The question remained whether the company dominated the plant council. The court noted that under NLRB definition, the company dominates an organization when its structure and function are essentially determined by management, and management can dissolve it at any time. Accordingly, the court ordered Webcor's plant council disbanded.

This decision closely follows the landmark case in this area, Electromation v. NLRB. The opening pages of the opinion in Electromation read like a who's who of labor and business, given the avalanche of amicus curiae briefs filed on the company's side by a host of business groups and trade associations, and on the NLRB's side by various labor unions. The case, decided by the U.S. Court of Appeals for the Seventh Circuit in 1994, concerned a nonunionized Indiana manufacturer of small electrical components. When employees objected to a plan to revise the attendance bonus, the company met with randomly selected employees and decided to form action committees to seek solutions to various problems. The company expressed its intention to implement solutions acceptable to most employees if their cost was reasonable. As in the Webcor case, the company asked members of the action committees to talk with other employees--thus setting them up as representatives.

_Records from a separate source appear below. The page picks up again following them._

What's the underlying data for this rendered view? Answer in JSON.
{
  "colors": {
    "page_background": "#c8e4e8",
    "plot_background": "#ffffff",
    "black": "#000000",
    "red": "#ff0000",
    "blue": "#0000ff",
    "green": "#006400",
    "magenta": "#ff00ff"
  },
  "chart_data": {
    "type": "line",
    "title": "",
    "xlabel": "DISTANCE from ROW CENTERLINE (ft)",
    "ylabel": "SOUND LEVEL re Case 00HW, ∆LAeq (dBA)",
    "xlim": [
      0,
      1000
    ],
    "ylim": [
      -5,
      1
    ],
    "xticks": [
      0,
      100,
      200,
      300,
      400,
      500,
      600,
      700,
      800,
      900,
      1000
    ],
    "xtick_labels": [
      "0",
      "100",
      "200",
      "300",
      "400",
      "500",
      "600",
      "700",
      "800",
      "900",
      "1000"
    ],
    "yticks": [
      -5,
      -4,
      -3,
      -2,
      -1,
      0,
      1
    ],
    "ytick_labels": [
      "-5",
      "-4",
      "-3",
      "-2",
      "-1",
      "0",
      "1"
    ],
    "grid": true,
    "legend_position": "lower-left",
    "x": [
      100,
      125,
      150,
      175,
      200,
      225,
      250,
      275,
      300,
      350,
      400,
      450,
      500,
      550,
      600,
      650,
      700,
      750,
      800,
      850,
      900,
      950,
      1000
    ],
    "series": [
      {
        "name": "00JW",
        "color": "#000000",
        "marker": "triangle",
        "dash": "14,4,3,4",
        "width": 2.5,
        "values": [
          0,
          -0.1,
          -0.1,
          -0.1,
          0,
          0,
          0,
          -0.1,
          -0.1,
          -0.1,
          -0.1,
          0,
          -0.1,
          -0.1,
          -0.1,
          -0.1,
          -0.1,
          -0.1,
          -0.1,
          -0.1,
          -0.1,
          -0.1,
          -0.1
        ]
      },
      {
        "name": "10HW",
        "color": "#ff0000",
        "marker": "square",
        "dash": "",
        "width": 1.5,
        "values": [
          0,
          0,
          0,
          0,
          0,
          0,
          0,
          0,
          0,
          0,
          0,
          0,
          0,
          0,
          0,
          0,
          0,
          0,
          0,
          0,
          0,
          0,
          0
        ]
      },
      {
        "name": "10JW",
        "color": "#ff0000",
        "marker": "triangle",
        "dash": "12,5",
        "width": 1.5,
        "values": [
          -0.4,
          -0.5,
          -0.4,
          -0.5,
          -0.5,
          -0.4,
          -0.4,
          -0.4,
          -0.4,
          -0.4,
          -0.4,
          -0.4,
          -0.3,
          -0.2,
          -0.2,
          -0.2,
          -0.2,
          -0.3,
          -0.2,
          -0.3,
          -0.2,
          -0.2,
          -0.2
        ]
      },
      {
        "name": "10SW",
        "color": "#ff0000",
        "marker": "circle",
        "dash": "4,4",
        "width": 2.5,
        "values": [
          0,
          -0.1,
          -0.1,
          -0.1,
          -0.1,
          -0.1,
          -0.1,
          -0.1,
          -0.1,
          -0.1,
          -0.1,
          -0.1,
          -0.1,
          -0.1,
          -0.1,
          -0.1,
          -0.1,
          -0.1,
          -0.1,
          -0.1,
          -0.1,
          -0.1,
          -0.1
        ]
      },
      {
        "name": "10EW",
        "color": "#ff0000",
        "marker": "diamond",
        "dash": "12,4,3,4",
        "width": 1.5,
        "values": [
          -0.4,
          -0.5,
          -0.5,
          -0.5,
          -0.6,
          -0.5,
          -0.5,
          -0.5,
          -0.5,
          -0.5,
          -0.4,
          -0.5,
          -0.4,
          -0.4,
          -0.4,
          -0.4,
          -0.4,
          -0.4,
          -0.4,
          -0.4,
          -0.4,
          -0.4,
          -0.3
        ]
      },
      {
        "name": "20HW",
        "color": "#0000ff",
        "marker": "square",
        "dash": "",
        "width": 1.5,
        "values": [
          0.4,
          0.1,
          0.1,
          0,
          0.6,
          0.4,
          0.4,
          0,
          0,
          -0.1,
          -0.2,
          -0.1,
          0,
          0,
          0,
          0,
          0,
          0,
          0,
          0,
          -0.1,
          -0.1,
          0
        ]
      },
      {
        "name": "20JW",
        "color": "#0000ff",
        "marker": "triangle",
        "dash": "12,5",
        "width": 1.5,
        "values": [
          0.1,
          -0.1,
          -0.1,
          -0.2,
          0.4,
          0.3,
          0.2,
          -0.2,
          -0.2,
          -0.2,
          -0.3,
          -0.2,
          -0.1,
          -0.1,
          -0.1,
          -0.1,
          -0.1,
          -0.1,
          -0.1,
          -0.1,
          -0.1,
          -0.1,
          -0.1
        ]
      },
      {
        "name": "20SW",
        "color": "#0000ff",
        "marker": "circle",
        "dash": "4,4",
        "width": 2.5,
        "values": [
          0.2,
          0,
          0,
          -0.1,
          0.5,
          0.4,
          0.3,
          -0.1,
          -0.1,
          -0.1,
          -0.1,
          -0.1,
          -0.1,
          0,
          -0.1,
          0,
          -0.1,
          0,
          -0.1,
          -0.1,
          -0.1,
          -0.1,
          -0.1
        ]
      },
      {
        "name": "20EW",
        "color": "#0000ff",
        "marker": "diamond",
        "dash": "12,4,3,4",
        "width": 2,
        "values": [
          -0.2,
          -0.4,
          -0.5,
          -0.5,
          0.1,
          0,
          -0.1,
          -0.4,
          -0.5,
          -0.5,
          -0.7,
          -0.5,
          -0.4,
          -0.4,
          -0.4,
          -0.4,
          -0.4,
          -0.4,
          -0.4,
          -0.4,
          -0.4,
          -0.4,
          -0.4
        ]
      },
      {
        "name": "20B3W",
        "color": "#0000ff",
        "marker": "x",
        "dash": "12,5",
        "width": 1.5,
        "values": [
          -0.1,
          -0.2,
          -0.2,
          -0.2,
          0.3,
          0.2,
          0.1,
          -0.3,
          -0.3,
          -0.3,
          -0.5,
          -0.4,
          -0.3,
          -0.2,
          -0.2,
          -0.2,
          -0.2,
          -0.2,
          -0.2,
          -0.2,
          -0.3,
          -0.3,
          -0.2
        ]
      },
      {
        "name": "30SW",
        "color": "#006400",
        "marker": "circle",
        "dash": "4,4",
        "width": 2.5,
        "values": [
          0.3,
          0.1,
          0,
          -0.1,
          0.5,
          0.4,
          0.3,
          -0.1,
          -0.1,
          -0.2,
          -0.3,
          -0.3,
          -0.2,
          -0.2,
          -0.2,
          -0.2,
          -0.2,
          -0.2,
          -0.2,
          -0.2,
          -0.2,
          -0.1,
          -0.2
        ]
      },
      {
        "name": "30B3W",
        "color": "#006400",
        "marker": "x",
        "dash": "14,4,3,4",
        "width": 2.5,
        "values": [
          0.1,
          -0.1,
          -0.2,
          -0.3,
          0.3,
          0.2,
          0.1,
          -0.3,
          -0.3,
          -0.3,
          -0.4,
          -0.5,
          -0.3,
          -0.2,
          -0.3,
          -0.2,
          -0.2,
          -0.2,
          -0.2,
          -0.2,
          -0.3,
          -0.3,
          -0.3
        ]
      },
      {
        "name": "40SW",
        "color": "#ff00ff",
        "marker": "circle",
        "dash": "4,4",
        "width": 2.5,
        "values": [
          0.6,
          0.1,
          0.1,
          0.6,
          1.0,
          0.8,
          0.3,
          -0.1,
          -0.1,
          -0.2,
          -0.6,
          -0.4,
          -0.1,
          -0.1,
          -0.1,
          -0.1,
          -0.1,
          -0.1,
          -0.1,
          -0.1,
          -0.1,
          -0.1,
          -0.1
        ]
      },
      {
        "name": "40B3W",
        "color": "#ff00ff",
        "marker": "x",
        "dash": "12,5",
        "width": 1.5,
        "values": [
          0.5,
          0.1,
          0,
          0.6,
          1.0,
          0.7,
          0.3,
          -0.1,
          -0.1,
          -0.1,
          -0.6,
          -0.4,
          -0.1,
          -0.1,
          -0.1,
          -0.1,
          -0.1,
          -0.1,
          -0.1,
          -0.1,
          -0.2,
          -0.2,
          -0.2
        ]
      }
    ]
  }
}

The court upheld the NLRB's ruling that the action committees comprised an employer-dominated labor organization because the company created the committees; presented them to employees as the only viable way to remedy their grievances; determined each committee's goals, jurisdiction and number of members; placed management representatives on each committee; and permitted employees to attend the meetings on company time. The court noted that the NLRA might need to be updated to allow mutually agreeable employee participation committees but that it was up to Congress to do so.

Last year, Congress passed a bill, the Teamwork for Employees and Management (TEAM) Act, designed to overturn the Electromation case and allow nonunion employee participation groups to improve communication and productivity. However, President Clinton vetoed the bill, claiming it would "undermine the system of collective bargaining that has served this country so well for many decades."

Lawful Assembly

Don't let these court decisions keep you from instituting quality circles or employee participation committees because these groups can increase productivity, efficiency and morale. The key is to make sure they don't fit the NLRB definition of an employer-dominated labor organization:

  • Don't have employees who serve in the quality circle act as representatives for other employees, soliciting ideas and surveying opinions. Restrict their role to brainstorming their own ideas.
  • Limit discussion to issues of work quality, efficiency, productivity or customer service, rather than terms of employment such as wages, hours and benefits.
  • Don't have the groups make proposals for management to consider, implement or reject because that looks too much like collective bargaining. Courts have ruled that an occasional instance of the group "dealing with" management is not a violation, but a consistent pattern or practice is.
  • Don't let management dominate the group. While an agenda helps keep the group focused on legitimate areas for discussion, let the employees create their own agenda and structure their own meetings. Simply being aware of the issues here will likely help you create quality circles that won't bring the NLRB to circle around your business.